Luego de ver estas películas pienso en la catástrofe a la que asistimos, como pasivos y sumisos espectadores. La catástrofe ambiental, la catástrofe económica, la catástrofe social, la miseria humana. Ninguna experiencia es real: todas son espectáculos que presenciamos más o menos ajenos, o enajenados, es decir, alienados. Si hay algo que las tres películas muestran, además de la desigualdad, es la alienación: la incapacidad de comprender nuestra propia existencia y nuestro propio deseo, en términos de Debord.

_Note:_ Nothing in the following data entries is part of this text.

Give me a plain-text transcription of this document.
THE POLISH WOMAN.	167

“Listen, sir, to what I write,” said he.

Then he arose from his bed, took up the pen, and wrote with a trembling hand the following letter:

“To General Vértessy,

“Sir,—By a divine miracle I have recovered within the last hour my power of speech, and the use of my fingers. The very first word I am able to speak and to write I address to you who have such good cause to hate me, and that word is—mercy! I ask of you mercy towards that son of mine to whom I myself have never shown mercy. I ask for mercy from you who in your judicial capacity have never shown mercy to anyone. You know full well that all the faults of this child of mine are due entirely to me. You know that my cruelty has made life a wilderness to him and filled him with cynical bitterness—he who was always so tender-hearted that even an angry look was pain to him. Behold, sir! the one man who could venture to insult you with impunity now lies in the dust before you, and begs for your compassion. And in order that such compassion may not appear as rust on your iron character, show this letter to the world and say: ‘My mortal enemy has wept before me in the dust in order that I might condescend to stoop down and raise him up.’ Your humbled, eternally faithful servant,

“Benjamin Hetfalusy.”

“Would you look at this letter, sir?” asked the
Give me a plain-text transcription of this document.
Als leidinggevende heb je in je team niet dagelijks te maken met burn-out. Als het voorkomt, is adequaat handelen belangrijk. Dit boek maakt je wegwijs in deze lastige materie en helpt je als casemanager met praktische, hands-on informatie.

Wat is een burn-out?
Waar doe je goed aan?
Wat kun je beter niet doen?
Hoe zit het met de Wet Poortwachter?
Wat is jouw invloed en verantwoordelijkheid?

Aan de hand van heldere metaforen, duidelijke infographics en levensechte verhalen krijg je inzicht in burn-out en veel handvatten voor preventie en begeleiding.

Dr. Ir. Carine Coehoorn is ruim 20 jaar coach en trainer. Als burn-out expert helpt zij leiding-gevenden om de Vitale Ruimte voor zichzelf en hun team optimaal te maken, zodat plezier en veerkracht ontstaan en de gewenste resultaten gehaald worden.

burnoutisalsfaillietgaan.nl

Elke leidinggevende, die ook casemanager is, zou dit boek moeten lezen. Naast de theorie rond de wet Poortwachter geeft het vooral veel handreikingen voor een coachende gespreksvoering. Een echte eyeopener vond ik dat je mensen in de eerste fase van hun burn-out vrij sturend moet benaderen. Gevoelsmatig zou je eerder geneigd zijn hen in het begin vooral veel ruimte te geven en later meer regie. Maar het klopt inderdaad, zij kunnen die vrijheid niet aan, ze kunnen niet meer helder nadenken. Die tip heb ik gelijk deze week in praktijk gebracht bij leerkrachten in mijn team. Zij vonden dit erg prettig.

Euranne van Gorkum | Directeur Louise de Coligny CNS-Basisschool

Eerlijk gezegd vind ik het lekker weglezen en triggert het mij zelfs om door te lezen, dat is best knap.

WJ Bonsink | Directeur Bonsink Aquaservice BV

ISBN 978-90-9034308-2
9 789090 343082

Estas películas pueden interpretarse como una crítica al mundo en que vivimos, pero también pueden interpretarse simplemente como una representación del mismo, que no pretende transformar la realidad, sino incluso lo contrario, inducirnos a aceptarla: el espectáculo como justificación siempre presente, el discurso ininterrumpido, el monólogo elogioso. Nos entretienen un par de horas un viernes de noche, nos enseñan la vida de lujo a la que deberíamos aspirar, nos muestran la vida miserable –y el triste final– que nos espera si no perseguimos abnegadamente el éxito (o incluso si lo perseguimos), soportando toda clase de vejámenes, y mientras cientos de migrantes mueren ahogados en el mediterráneo, una plataforma de streaming nos recomienda la película del naufragio que cinco personas fueron a ver en un submarino, en busca de una experiencia única, y que no volverán jamás, y que son tan humanos como los migrantes ahogados (son igual de humanos, pero, ¿son iguales si son menos ricos?), mientras se agota el agua potable y sale agua salada de la canilla. Somos espectadores de todo. ¿Actuaremos algún día?